Major tech companies are, however, working to boost their assistant’s broad appeal. The Google Assistant personality team is led by chief doodler Ryan Germick, together with writers formerly of The Onion, Pixar, and other creative outlets. This year, its personality has done things like share New Year’s resolutions or tips for dads on Father’s Day.
The personality team at Amazon is why Alexa is able to sing to you, crack jokes, and tell you who will win the Super Bowl or Academy Award for best actress. When approached by VentureBeat, none of the big companies have shared the size of their personality-focused teams, but they all have in-house people working to animate their AI assistants.
While that’s all impressive and lays an important foundation, these assistants are very much the creations of marketing, walled gardens, and partnerships struck by tech giants — entities with budgets the size of nation-states. The reason Alexa plays games with you, the reason she answers the question “Are you a feminist?” is because she wants you to eventually do some shopping.
Compounding this tension, the tech giants leading the charge in human-computer interaction aren’t very sympathetic right now.

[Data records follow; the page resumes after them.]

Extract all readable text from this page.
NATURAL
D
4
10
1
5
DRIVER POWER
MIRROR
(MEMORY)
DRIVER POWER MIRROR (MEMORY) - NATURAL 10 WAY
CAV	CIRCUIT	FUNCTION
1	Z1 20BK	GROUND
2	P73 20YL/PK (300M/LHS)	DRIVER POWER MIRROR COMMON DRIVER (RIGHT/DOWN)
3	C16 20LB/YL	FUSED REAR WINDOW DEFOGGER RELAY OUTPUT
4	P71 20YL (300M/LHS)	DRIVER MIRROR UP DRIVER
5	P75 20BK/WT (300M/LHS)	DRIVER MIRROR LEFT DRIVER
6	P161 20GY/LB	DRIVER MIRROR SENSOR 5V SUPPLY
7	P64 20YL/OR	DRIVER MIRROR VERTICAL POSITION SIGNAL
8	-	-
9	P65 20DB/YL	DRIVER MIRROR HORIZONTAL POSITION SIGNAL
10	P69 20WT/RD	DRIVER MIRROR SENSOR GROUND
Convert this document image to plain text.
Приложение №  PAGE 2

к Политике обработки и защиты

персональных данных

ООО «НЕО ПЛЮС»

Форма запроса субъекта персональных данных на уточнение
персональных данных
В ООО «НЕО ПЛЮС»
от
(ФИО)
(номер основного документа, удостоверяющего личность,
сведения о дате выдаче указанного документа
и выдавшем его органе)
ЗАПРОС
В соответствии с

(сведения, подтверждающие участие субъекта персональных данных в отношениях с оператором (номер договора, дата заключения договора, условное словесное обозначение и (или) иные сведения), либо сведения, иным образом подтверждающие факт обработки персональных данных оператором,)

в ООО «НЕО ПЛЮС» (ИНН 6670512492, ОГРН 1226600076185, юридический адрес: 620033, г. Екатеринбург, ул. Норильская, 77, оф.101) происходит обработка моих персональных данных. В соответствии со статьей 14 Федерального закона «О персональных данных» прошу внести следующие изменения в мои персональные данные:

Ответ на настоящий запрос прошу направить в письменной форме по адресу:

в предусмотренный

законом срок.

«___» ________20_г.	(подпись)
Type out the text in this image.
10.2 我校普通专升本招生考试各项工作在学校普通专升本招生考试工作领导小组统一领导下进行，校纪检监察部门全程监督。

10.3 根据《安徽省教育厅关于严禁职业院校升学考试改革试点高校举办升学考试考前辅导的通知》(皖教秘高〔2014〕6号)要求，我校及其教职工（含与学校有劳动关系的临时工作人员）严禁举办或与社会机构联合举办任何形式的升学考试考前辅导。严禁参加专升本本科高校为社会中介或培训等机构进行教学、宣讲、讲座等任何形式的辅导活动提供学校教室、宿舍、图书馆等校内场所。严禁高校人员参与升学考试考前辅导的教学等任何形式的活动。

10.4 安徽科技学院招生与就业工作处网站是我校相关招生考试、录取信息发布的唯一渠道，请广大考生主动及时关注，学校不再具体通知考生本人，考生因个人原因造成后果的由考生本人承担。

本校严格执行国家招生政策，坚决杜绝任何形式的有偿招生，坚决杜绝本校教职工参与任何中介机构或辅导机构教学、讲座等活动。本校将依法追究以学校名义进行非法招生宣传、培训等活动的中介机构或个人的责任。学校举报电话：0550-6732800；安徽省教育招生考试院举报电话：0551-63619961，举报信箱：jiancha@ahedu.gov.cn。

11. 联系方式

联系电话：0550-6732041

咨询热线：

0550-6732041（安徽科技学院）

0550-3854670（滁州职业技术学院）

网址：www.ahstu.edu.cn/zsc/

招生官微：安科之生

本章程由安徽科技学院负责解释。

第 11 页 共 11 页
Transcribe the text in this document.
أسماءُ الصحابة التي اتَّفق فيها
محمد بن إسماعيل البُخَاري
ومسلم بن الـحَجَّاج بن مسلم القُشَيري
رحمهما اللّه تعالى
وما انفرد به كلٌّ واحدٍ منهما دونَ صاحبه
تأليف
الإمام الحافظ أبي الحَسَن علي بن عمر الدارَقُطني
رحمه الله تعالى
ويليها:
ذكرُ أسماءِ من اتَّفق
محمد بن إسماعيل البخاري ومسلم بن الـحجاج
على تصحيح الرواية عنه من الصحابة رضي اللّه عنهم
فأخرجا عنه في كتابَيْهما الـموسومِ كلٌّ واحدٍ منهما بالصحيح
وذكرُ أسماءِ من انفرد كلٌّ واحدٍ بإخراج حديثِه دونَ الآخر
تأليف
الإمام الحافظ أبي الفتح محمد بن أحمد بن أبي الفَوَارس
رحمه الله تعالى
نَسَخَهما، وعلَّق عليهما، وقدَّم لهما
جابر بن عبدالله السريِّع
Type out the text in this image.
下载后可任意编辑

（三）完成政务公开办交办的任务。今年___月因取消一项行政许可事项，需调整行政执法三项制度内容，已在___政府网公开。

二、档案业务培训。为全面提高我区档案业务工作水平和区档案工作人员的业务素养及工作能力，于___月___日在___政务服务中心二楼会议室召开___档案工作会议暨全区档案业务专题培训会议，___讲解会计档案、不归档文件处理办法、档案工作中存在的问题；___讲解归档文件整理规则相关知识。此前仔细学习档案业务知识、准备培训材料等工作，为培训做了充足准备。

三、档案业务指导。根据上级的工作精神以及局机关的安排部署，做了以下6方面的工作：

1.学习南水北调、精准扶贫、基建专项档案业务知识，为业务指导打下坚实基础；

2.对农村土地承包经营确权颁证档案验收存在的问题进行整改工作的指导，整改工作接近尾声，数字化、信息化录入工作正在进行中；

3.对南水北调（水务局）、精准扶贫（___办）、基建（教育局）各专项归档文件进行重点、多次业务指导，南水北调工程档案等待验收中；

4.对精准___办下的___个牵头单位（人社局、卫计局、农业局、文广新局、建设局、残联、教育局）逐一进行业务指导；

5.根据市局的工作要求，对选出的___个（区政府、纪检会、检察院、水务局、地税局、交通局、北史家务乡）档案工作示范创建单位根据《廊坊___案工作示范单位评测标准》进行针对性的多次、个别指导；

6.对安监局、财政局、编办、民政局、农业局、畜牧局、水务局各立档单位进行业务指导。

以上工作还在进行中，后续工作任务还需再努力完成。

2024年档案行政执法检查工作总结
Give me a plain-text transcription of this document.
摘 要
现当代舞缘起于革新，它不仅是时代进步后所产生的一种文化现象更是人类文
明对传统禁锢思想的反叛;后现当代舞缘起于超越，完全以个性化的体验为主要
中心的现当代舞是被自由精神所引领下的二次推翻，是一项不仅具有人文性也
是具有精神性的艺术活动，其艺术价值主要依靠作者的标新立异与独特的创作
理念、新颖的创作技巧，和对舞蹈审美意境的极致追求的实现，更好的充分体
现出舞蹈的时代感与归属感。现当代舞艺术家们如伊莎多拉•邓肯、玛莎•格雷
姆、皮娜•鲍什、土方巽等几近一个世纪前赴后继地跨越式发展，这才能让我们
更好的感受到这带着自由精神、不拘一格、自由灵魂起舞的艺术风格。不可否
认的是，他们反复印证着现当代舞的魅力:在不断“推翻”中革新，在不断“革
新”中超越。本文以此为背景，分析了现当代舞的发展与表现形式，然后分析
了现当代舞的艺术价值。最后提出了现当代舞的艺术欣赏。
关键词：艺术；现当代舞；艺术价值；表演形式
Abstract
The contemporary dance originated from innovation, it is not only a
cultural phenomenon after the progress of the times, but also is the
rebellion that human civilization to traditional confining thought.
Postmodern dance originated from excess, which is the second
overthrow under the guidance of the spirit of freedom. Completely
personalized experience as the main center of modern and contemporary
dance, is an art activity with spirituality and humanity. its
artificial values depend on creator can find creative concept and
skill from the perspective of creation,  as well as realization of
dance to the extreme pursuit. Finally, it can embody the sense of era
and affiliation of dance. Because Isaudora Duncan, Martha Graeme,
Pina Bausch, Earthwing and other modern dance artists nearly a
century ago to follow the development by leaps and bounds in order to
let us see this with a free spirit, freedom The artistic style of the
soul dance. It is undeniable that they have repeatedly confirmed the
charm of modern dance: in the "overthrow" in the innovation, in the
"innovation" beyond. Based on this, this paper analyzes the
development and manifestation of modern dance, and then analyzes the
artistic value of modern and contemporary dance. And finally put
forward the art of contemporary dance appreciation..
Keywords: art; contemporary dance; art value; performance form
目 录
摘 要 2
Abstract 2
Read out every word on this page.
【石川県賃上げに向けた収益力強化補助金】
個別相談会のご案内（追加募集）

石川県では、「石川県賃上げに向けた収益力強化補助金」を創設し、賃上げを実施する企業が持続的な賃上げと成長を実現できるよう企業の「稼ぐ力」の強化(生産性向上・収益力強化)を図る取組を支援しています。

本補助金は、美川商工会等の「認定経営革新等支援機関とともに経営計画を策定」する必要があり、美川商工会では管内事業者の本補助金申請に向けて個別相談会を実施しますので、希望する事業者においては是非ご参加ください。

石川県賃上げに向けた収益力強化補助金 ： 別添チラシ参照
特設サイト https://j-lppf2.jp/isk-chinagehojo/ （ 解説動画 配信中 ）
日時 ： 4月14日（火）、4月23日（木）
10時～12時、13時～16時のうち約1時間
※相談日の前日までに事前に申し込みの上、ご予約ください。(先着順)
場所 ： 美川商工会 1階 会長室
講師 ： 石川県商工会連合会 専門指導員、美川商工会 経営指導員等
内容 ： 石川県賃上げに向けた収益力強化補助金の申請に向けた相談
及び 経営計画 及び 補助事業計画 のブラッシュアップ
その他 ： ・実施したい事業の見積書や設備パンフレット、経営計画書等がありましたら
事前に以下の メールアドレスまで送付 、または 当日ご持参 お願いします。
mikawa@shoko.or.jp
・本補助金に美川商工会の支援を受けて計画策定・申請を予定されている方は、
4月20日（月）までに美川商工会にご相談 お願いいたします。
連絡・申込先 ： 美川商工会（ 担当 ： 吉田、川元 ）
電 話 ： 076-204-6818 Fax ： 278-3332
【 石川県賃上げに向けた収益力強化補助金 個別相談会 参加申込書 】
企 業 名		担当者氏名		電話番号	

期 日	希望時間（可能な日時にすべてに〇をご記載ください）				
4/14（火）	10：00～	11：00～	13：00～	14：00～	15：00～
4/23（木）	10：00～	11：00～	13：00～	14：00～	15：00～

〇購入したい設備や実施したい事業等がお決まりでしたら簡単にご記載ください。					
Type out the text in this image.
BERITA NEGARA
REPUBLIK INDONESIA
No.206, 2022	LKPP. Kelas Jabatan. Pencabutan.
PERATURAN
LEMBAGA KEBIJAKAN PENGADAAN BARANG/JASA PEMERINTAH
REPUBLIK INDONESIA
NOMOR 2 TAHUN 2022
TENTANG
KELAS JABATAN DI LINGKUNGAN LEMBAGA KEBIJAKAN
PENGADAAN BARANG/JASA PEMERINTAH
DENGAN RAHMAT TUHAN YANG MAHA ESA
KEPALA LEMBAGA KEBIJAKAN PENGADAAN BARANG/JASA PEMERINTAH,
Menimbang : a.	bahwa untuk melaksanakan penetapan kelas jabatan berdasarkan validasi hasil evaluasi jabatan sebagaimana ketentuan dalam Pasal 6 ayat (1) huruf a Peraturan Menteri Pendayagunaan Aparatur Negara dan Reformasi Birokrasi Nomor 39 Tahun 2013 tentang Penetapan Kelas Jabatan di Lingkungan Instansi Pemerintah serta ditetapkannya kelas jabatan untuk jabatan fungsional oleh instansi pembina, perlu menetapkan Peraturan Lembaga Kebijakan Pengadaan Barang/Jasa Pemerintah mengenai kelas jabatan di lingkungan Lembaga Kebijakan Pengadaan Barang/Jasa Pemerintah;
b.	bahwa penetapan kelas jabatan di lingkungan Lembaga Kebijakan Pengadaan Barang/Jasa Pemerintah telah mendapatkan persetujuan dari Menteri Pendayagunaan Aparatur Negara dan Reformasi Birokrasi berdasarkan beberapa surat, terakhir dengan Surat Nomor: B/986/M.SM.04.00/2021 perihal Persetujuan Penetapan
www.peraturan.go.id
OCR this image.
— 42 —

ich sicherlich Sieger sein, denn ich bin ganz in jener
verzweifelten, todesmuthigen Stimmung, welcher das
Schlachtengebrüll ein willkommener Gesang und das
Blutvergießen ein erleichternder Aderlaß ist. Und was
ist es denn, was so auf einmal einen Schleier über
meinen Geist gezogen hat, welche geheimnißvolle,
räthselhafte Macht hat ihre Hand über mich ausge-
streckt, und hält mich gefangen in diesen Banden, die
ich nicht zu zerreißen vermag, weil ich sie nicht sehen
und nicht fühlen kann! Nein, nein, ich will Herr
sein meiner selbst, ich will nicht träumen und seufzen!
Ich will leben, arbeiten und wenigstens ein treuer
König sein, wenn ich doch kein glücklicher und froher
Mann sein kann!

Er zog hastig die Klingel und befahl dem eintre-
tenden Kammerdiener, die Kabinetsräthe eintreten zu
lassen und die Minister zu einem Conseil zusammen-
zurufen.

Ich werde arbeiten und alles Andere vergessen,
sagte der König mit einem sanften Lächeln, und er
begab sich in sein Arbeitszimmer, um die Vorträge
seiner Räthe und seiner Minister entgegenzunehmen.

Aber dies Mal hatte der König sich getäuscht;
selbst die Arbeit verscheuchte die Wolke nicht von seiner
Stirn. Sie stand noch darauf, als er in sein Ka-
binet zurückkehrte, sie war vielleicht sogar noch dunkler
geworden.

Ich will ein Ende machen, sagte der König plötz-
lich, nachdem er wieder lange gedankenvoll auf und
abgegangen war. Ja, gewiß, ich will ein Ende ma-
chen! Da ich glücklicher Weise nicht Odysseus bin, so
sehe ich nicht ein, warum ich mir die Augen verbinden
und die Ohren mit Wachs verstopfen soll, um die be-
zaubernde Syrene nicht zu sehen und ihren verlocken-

Google, Facebook, and Amazon (Facebook is reportedly working on its own voice assistant) are often associated with the term “antitrust,” and with mountains of data on all of us, they appear to be compounding their power in the AI age.
Sitting across from a computer screen or holding a smartphone while interacting with the services of tech giants is one thing. An assistant with the power to control your life in your ear may be another entirely. The idea that these companies would decide the personality of the assistant that spends so much time in my ear gives me pause, especially when you consider the control they each have over the lives of billions of people already.
To open the playing field and give consumers real choice, third-party developers should be encouraged to make personalities that sit atop the giant stack of tech that powers AI assistants. I want to go to an open market, something akin to the App Store, to buy and download a personality or have one custom-made based on my old football coach or best friend.
Based on industry-leading assistants like Siri and Alexa, we have yet to reach a Her moment as it relates to the ability to carry on a conversation or exhibit deeply human expressiveness. But as wireless headphones with AI assistants inside become commonplace and technological advances continue to compound, it seems clear we’re on the brink of a time when assistants with rich personalities will be nestled in our ears.